= James Nuttall (runner) =

James Nuttall (29 December 1840 – February 1907) was a professional British runner, who broke several records, and is regarded as "one of the best sprinters and quarter milers in England in the 1860s". During his thirteen-year career, Nuttall ran 440 yards in 51.5 seconds, and ran the half-mile in a world's best time of 1:55.5.

Born in Reddish, Lancashire, Nuttall was the maternal grandson of mill-owner Issachar Thorp, who was heir to the Thorp dynasty of apothecaries and calico printing factories in Manchester.

Described as "compact, agile and powerful of limb", Nuttall easily won races ranging from 600 yards to half a mile. In 1859, Nuttall became the first Briton to run a quarter mile in fifty-one seconds. In Manchester in 1864, he ran 600 yards in 1:13, setting a world record, and defeating the favourite Siah Albison.

On 19 August 1865, Nuttall was among 'the great milers of the 1860s' who were gathered at Manchester's Royal Oak Grounds to compete for the title of Champion Miler of the World, as well as the Mile Championship Cup. Nuttall led the first two laps in sixty seconds, then hit the half-mile mark in an unprecedented 2:05.5. The crowd cheered him on, but Nuttall's pace was unsustainable. The race was eventually won by William Lang. Nuttall failed to finish the race, which suggests that he was only ever supposed to act as a pacemaker.

In 1867, at Manchester's Copenhagen Grounds, Nuttall beat Scottish runner Robert McInstray's existing half-mile world record, beating John Fleet with 1:55.5. This record stood for four years, until Irishman Frank Hewitt beat it by less than a second.

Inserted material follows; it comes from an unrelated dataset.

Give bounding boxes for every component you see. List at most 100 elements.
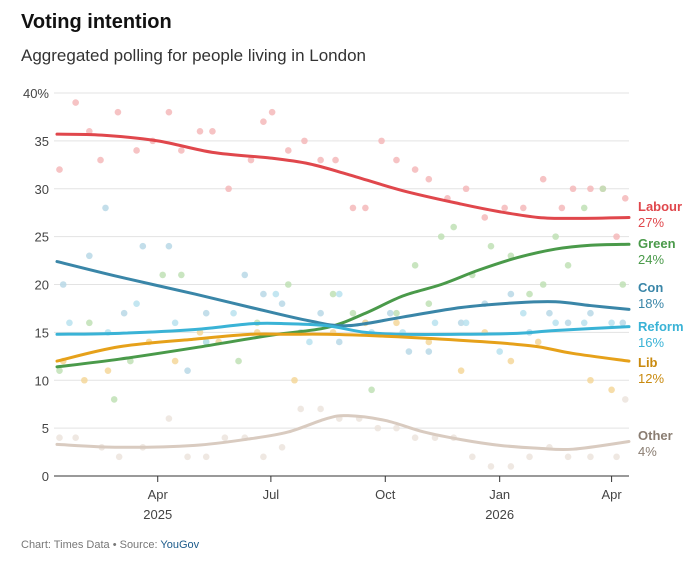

Nuttall and his first wife, Elizabeth Brookfield, were married at Manchester Cathedral on 11 August 1866. When his running career ended, Nuttall and his second wife moved to Ainsworth Street in Gorton (next door to Belle Vue Zoological Gardens), where he became a clogger. Nuttall's son Stephen later became a prominent trade union leader in North West England.